Fibroblast activation protein (FAP), highly overexpressed in cancer-associated fibroblasts (CAFs), is crucial in tumor pathogenesis and progression, making it an important target for diagnosis and therapy. This study presents the design of a series of FAP inhibitors (FAPIs) derived from UAMC-1110 derivative, modified with zwitterions and polyethylene glycol (PEG). The novel Ga-labeled tracers show improved pharmacokinetics compared to Ga-FAPI-04. Small animal positron emission tomography/computed tomography (micro-PET/CT) on U87MG tumor-bearing nude mice revealed that Ga-FAPI-BN-1, incorporating boron trifluoride zwitterion, and Ga-FAPI-P8PN, with phosphate zwitterion and PEG8 modifications, demonstrated high tumor uptake and minimal normal tissue uptake.

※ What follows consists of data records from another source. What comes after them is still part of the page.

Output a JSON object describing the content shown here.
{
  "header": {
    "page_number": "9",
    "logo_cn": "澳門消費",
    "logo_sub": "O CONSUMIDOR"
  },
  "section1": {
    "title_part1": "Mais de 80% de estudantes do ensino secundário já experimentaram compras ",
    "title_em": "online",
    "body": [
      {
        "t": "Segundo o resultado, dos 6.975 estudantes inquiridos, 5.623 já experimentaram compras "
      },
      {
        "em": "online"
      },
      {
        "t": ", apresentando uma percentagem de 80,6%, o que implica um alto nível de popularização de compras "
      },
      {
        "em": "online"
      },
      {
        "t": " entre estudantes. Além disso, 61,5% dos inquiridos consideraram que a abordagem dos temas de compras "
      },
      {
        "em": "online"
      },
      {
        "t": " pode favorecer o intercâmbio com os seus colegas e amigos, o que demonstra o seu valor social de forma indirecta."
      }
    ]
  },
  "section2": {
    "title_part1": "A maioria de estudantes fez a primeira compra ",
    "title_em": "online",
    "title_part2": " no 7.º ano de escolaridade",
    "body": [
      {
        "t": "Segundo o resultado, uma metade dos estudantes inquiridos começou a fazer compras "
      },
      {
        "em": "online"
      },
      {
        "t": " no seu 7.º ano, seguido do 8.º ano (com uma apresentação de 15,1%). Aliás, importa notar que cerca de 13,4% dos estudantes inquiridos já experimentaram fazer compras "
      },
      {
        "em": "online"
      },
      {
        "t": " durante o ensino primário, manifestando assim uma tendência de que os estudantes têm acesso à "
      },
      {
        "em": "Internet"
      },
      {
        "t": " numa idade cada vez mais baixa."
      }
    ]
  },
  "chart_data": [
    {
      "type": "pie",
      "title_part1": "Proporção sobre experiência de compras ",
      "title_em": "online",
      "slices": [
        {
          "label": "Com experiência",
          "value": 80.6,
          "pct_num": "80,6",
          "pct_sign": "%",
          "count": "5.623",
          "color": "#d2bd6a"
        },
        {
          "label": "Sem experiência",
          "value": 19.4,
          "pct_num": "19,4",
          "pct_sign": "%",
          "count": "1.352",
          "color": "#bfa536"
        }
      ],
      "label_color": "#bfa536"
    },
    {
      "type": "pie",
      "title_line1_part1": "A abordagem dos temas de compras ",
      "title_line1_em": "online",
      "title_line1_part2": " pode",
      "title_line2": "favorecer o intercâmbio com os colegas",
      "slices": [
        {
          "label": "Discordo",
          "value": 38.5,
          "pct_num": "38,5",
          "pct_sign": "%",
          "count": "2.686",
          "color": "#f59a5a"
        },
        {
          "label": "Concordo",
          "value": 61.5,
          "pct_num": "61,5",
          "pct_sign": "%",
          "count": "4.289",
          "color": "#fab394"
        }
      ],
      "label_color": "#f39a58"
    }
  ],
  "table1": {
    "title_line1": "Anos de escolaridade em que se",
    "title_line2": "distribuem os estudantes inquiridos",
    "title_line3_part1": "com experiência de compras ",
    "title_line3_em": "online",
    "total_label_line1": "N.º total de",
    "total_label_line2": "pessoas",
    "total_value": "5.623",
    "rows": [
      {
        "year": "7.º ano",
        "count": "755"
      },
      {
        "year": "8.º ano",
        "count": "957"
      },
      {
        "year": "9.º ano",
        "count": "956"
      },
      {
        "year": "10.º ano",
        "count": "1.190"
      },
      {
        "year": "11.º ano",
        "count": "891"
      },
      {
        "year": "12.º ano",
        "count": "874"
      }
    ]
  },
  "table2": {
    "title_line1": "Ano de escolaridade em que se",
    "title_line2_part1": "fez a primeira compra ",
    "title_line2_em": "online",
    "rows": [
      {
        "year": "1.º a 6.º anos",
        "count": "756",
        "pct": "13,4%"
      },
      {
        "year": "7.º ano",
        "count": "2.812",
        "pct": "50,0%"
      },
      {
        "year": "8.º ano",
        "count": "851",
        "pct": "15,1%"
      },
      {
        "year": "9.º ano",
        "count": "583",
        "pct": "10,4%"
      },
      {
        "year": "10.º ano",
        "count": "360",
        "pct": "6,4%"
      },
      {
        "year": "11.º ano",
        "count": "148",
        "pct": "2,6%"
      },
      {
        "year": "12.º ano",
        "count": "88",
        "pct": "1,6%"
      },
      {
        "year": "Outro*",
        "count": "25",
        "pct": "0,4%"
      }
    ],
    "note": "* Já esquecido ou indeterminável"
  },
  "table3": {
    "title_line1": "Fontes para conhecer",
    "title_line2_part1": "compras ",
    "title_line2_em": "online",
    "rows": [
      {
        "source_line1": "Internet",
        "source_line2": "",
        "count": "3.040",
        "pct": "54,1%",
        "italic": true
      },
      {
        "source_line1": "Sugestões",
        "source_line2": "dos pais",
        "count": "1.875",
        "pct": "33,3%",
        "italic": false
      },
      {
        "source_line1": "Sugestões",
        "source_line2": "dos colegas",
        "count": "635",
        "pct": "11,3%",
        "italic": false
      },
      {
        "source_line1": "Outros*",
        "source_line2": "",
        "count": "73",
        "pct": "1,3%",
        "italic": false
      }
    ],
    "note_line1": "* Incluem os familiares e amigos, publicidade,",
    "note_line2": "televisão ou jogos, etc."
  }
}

Biodistribution studies confirmed their excellent tumor accumulation and tumor-to-normal tissue ratios (T/NT). Specifically, Ga-FAPI-BN-1 exhibited a tumor uptake of 49.31 ± 2.76%ID/g at 1 h, with a tumor/muscle ratio of 24, while Ga-FAPI-P8PN showed a tumor uptake of 42.19 ± 3.21% ID/g at 0.5 h, with a tumor/muscle ratio of 23. These results indicate that these tracers hold promise as effective molecular imaging agents targeting FAP.